Australian Prime Minister Tony Abbott is overhauling his nation’s overseas adoption system and wants to get Cambodia involved in the process, according to Australian media.
Abbott requested Attorney General George Brandis pursue fresh agreements and adoption negotiations, including with Cambodia, Bulgaria, Latvia and Kenya, the Sunday Telegraph reported this weekend.
The attorney general’s office did not respond to request for comment yesterday, a holiday in Australia.
However, the Australian Embassy in Phnom Penh nixed the idea that adoptions might resume in the near future.

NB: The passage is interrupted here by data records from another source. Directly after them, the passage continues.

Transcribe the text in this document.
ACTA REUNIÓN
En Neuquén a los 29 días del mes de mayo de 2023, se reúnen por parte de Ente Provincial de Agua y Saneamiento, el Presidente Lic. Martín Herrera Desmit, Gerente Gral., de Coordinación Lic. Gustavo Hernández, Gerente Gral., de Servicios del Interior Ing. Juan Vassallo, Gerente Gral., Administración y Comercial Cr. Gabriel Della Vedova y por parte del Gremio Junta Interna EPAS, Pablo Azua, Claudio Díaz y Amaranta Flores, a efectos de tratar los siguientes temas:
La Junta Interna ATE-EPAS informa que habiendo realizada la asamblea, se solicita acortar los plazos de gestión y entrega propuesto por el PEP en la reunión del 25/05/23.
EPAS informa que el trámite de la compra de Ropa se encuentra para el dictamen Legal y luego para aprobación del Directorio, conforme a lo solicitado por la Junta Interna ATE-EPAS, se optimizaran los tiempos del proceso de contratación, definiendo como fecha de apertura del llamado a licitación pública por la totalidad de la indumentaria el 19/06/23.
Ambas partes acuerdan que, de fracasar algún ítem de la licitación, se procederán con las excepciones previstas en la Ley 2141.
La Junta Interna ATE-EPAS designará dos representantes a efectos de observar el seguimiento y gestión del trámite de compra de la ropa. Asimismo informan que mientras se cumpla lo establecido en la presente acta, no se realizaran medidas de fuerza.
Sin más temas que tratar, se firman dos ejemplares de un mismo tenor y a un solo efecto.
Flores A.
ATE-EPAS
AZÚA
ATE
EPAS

“As noted on the Australian Embassy website, the moratorium on foreigners adopting children from Cambodia under intercountry adoption arrangements, which came into force on 3 December 2009, remains in place,” an embassy spokesperson said via email.
In fact, Cambodia reversed its freeze on adoptions by foreigners living outside the country in 2013. Shortly thereafter, Italy became the first – and so far only– country to re-up its agreement with Cambodia, according to the Ministry of Social Affairs.
Australia’s MoU lapsed in 2001, shortly after the US banned inter-country adoptions from the Kingdom due to fears of child trafficking and a perceived failure to uphold international laws.
“It’s not like that anymore; now adoptions go through strict laws and background checks” said Reung Rithiroth, chief of the adoption administration at the Social Affairs Ministry.
Rithiroth said that he would welcome negotiations with Australia, but has not yet been contacted.